When applying for a DSCR loan, it’s important to have the necessary documents ready and be prepared for any negotiations during the underwriting process. Remember that specific requirements and application processes may vary depending on the lender. If you’re still unsure how to navigate the complexities of the DSCR loan application process, don’t be afraid to reach out to professionals like your realtor or loan officer. 

The DSCR Loan Closing Process 

The closing process for a DSCR loan is the final stage in securing financing for your investment property.

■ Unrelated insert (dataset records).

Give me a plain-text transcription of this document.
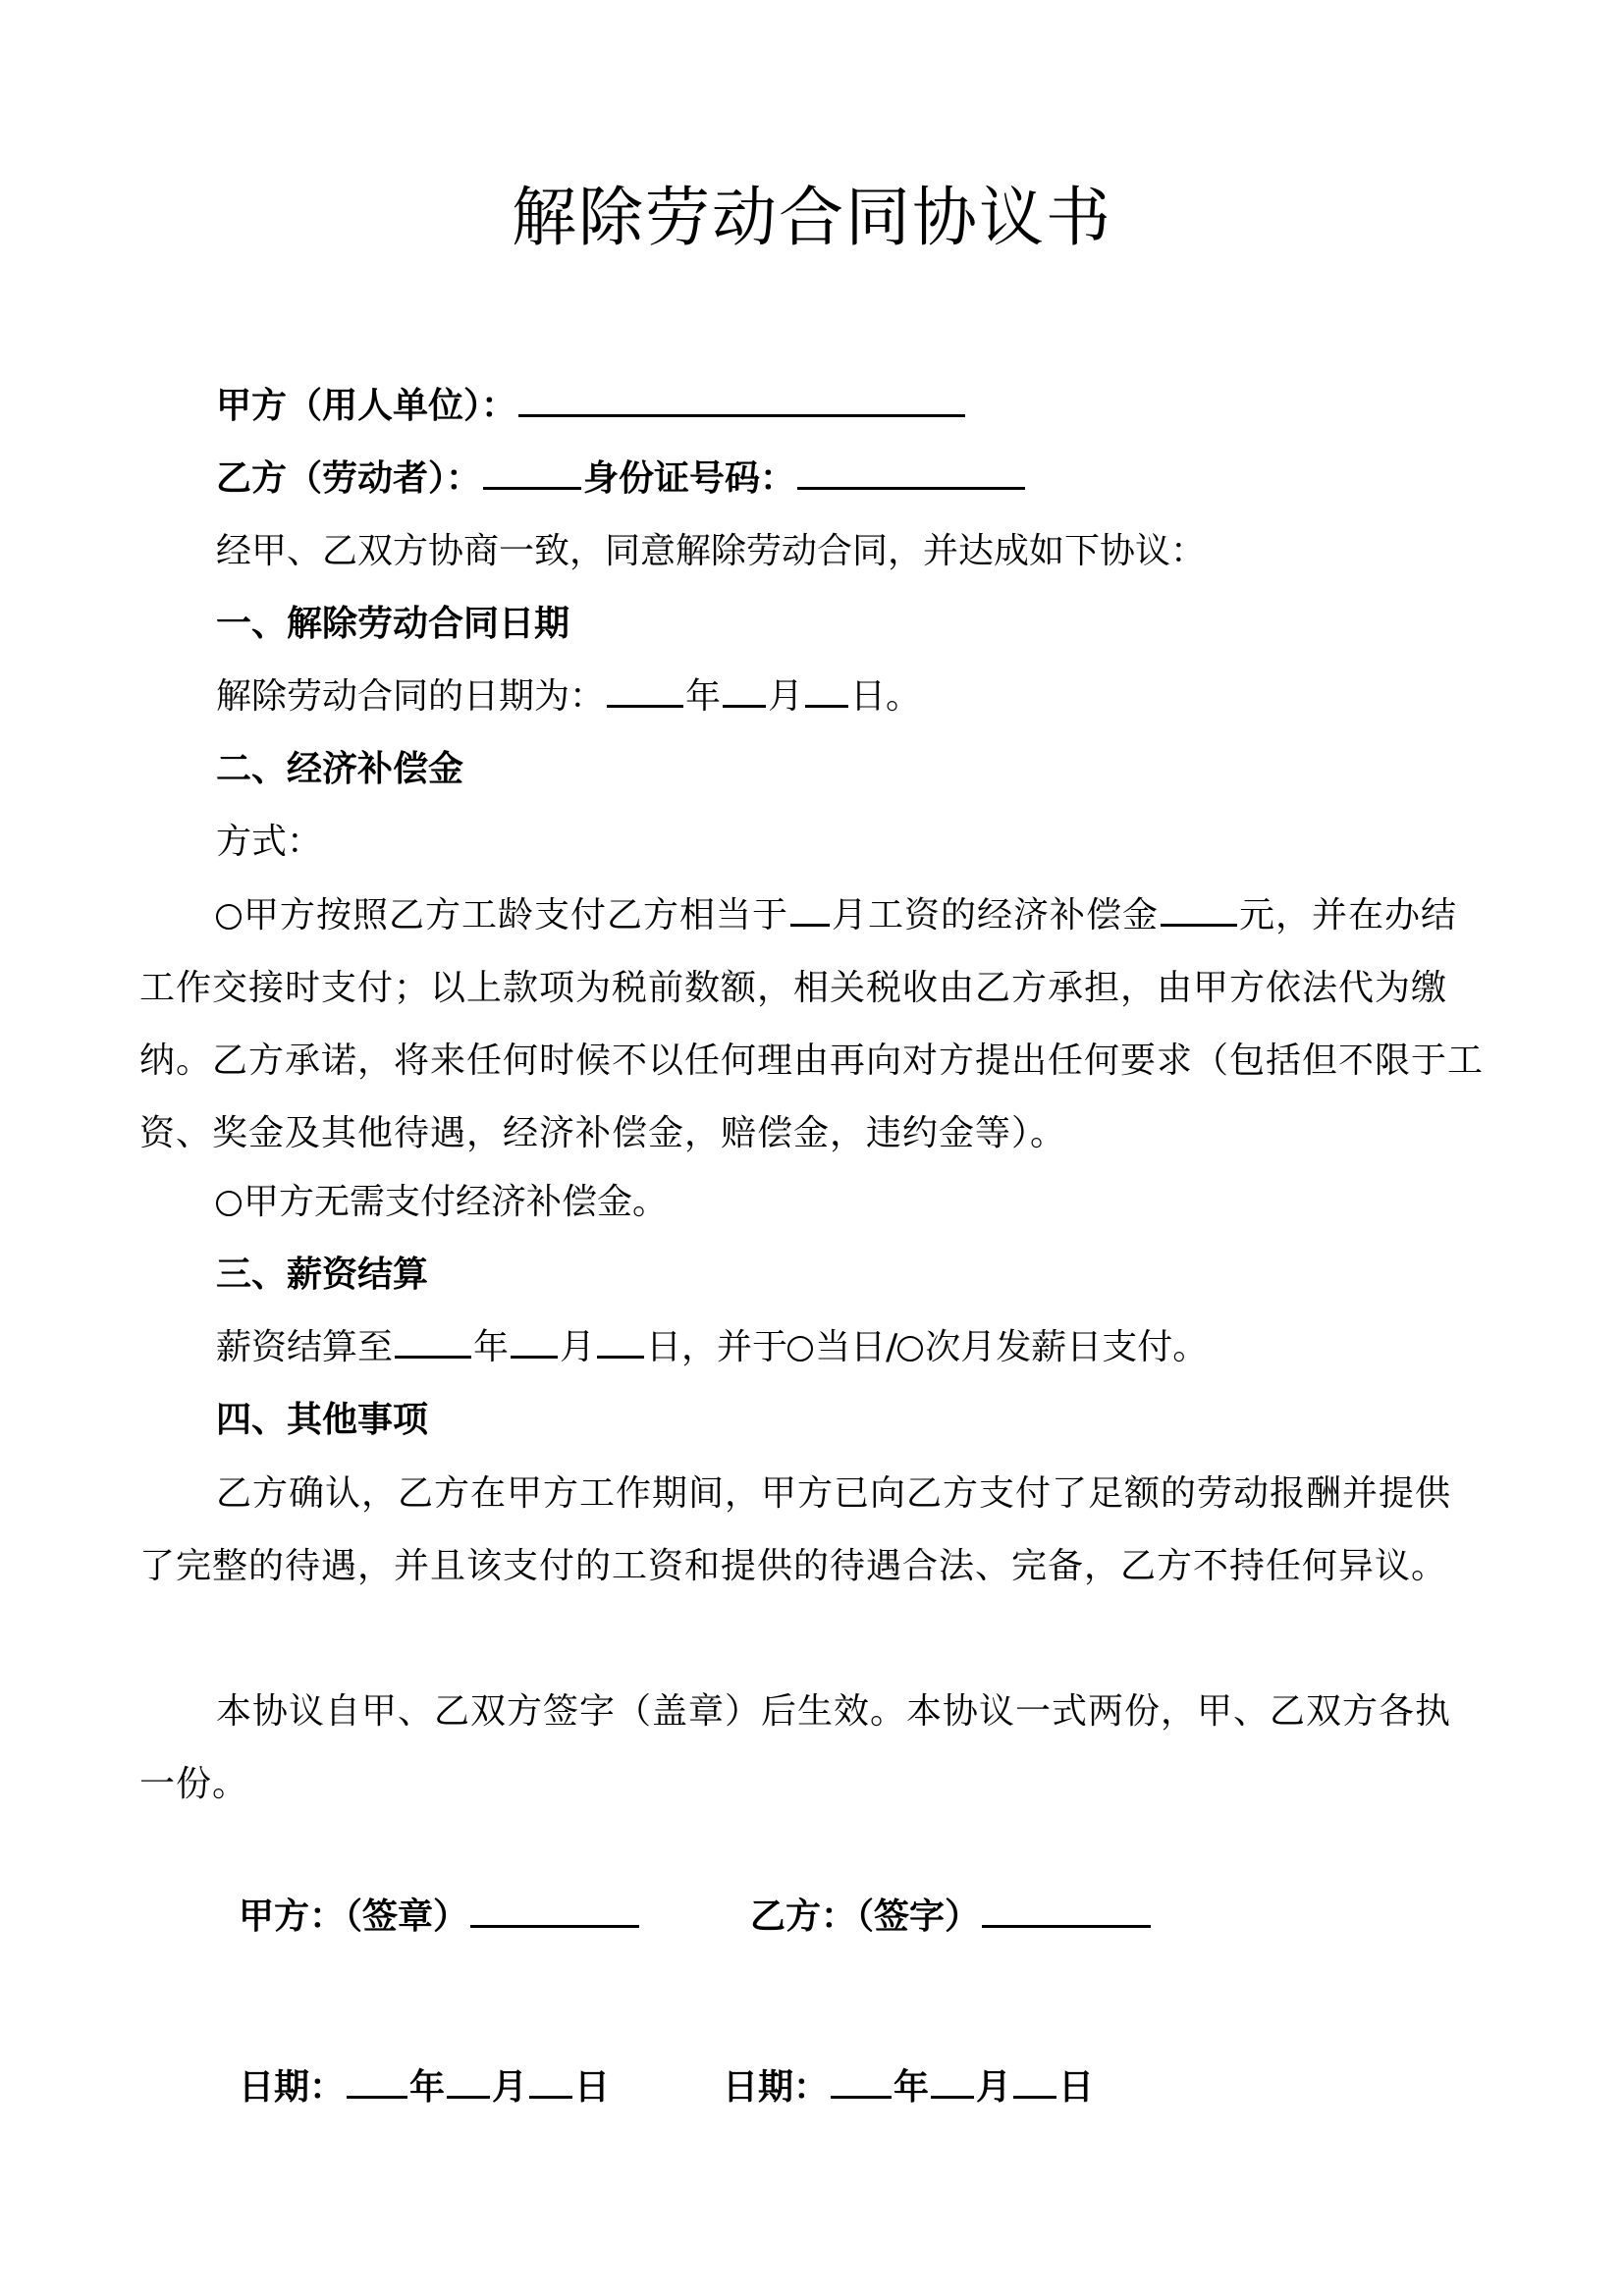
解除劳动合同协议书
甲方（用人单位）：
乙方（劳动者）：	身份证号码：
经甲、乙双方协商一致，同意解除劳动合同，并达成如下协议：
一、解除劳动合同日期
解除劳动合同的日期为： 年 月 日。
二、经济补偿金
方式：

甲方按照乙方工龄支付乙方相当于 月工资的经济补偿金 元，并在办结工作交接时支付；以上款项为税前数额，相关税收由乙方承担，由甲方依法代为缴纳。乙方承诺，将来任何时候不以任何理由再向对方提出任何要求（包括但不限于工资、奖金及其他待遇，经济补偿金，赔偿金，违约金等）。

甲方无需支付经济补偿金。
三、薪资结算
薪资结算至 年 月 日，并于 当日/ 次月发薪日支付。
四、其他事项

乙方确认，乙方在甲方工作期间，甲方已向乙方支付了足额的劳动报酬并提供了完整的待遇，并且该支付的工资和提供的待遇合法、完备，乙方不持任何异议。

本协议自甲、乙双方签字（盖章）后生效。本协议一式两份，甲、乙双方各执一份。

甲方：（签章）	乙方：（签字）
日期： 年 月 日	日期： 年 月 日
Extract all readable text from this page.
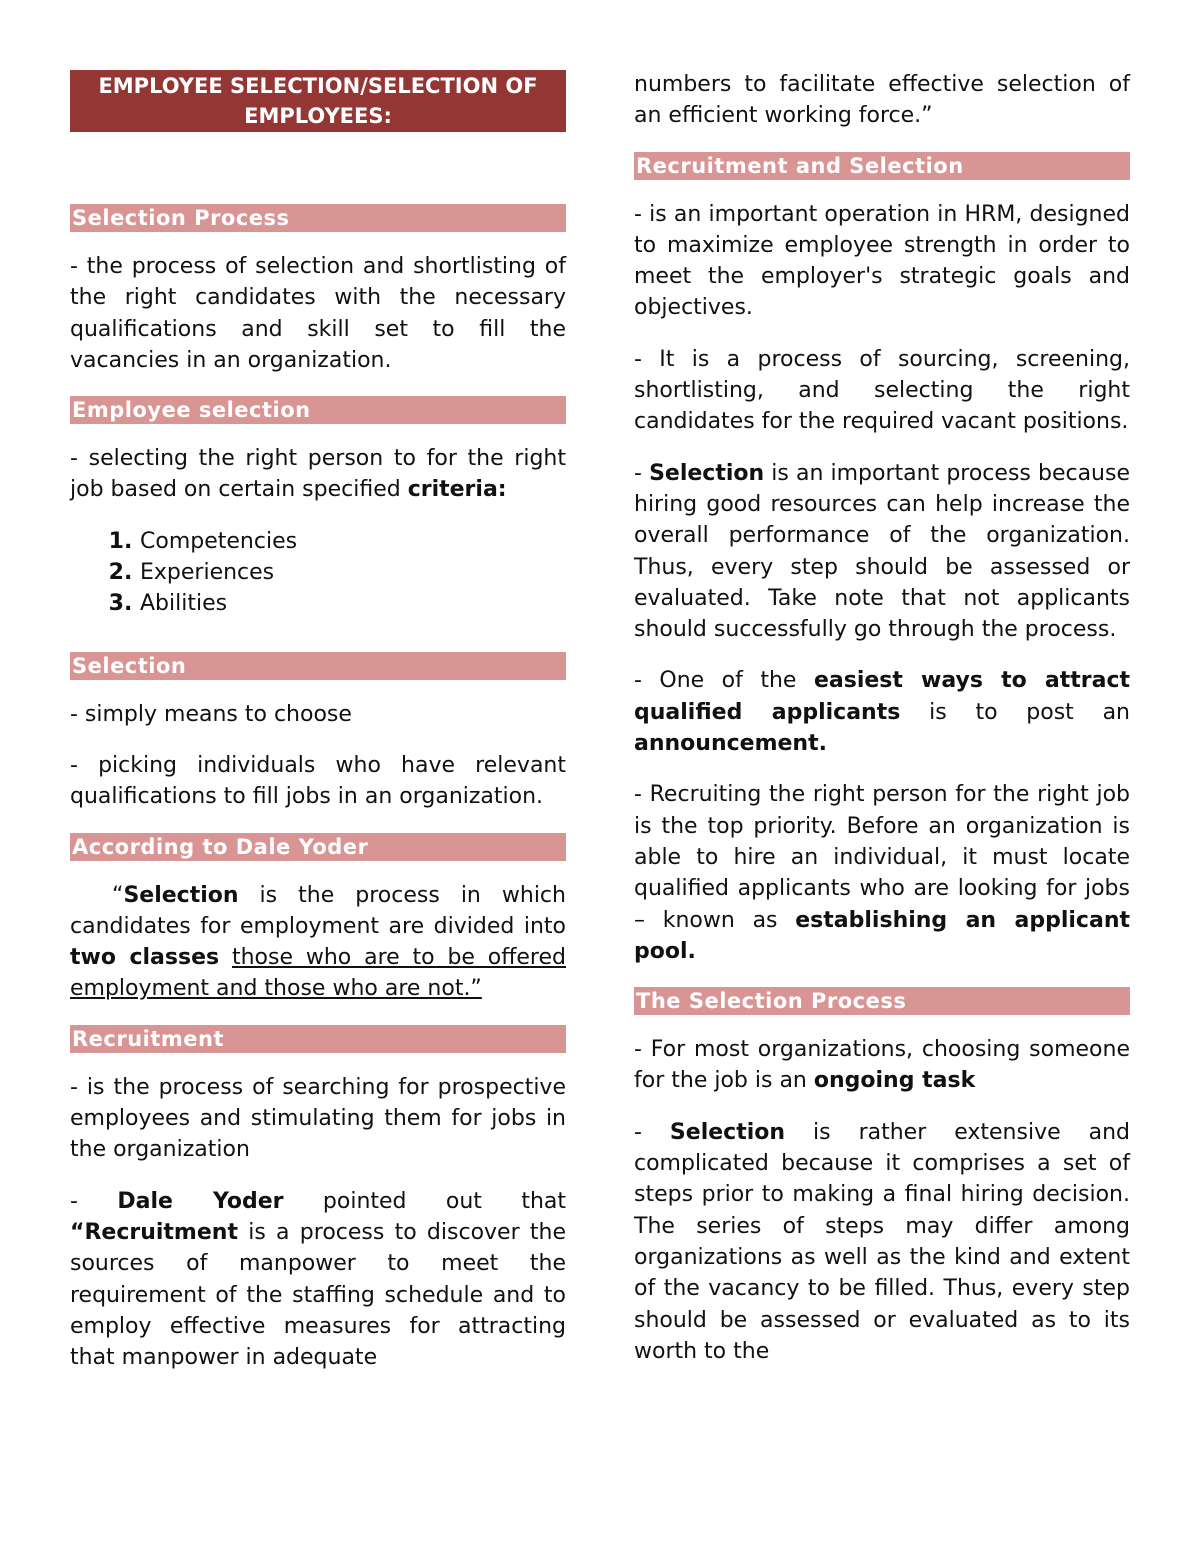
EMPLOYEE SELECTION/SELECTION OF EMPLOYEES:
Selection Process

- the process of selection and shortlisting of the right candidates with the necessary qualifications and skill set to fill the vacancies in an organization.

Employee selection

- selecting the right person to for the right job based on certain specified criteria:

1. Competencies
2. Experiences
3. Abilities
Selection

- simply means to choose

- picking individuals who have relevant qualifications to fill jobs in an organization.

According to Dale Yoder

“Selection is the process in which candidates for employment are divided into two classes those who are to be offered employment and those who are not.”

Recruitment

- is the process of searching for prospective employees and stimulating them for jobs in the organization

- Dale Yoder pointed out that “Recruitment is a process to discover the sources of manpower to meet the requirement of the staffing schedule and to employ effective measures for attracting that manpower in adequate

numbers to facilitate effective selection of an efficient working force.”

Recruitment and Selection

- is an important operation in HRM, designed to maximize employee strength in order to meet the employer's strategic goals and objectives.

- It is a process of sourcing, screening, shortlisting, and selecting the right candidates for the required vacant positions.

- Selection is an important process because hiring good resources can help increase the overall performance of the organization. Thus, every step should be assessed or evaluated. Take note that not applicants should successfully go through the process.

- One of the easiest ways to attract qualified applicants is to post an announcement.

- Recruiting the right person for the right job is the top priority. Before an organization is able to hire an individual, it must locate qualified applicants who are looking for jobs – known as establishing an applicant pool.

The Selection Process

- For most organizations, choosing someone for the job is an ongoing task

- Selection is rather extensive and complicated because it comprises a set of steps prior to making a final hiring decision. The series of steps may differ among organizations as well as the kind and extent of the vacancy to be filled. Thus, every step should be assessed or evaluated as to its worth to the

While the process might be different depending on your lender, here’s a general overview of what you should expect: 

  1. Title Search and Insurance
    • A title search is completed to confirm that the property has no liens that could interfere with the lender’s rights. 
    • Typically, the borrower has to purchase title insurance to protect themselves from any potential title issues. 
  2. Document Review
    • Review documents from the lenders, such as a loan agreement, promissory note, mortgage or deed of trust, etc.
  3. Legal Consultation
    • A legal consultation can help you determine whether the documents align with your interests and protect your rights. 
    • Legal professionals can help you thoroughly understand the terms and conditions outlined in the loan documents. 
  4. Coordinating the Closing Date
    • Coordinate with the lender to schedule a closing date. 
    • The closing date is the day when the necessary documents are signed and the transaction is completed. 
  5. Funding Preparation
    • Confirm that funds that are required for the transaction are ready, such as the down payment, closing costs, and reserves. 
  6. Closing Statement Review
    • The closing statement outlines the details of the transaction, such as the loan amount, interest rate, closing costs, and any adjustments. 
    • Review the closing statement carefully to make sure all of the information on it has been agreed upon and is accurate. 
  7. Document Signing
    • Sign all required documents at the closing meeting. 
    • All involved parties including borrowers and guarantors need to be present. 
  8. Funding
    • After the document signing, the lender transfers the loan amount to either the seller’s account or the escrow agent. 
  9. Document Recording
    • Legal documents are filed with the proper authorities to officially transfer the property title to your name. 
  10. Post-Closing
    • Complete any post-closing requirements specified by the lender, which could include submitting additional documentation, providing proof of homeowners insurance, and making your first loan payment according to the schedule. 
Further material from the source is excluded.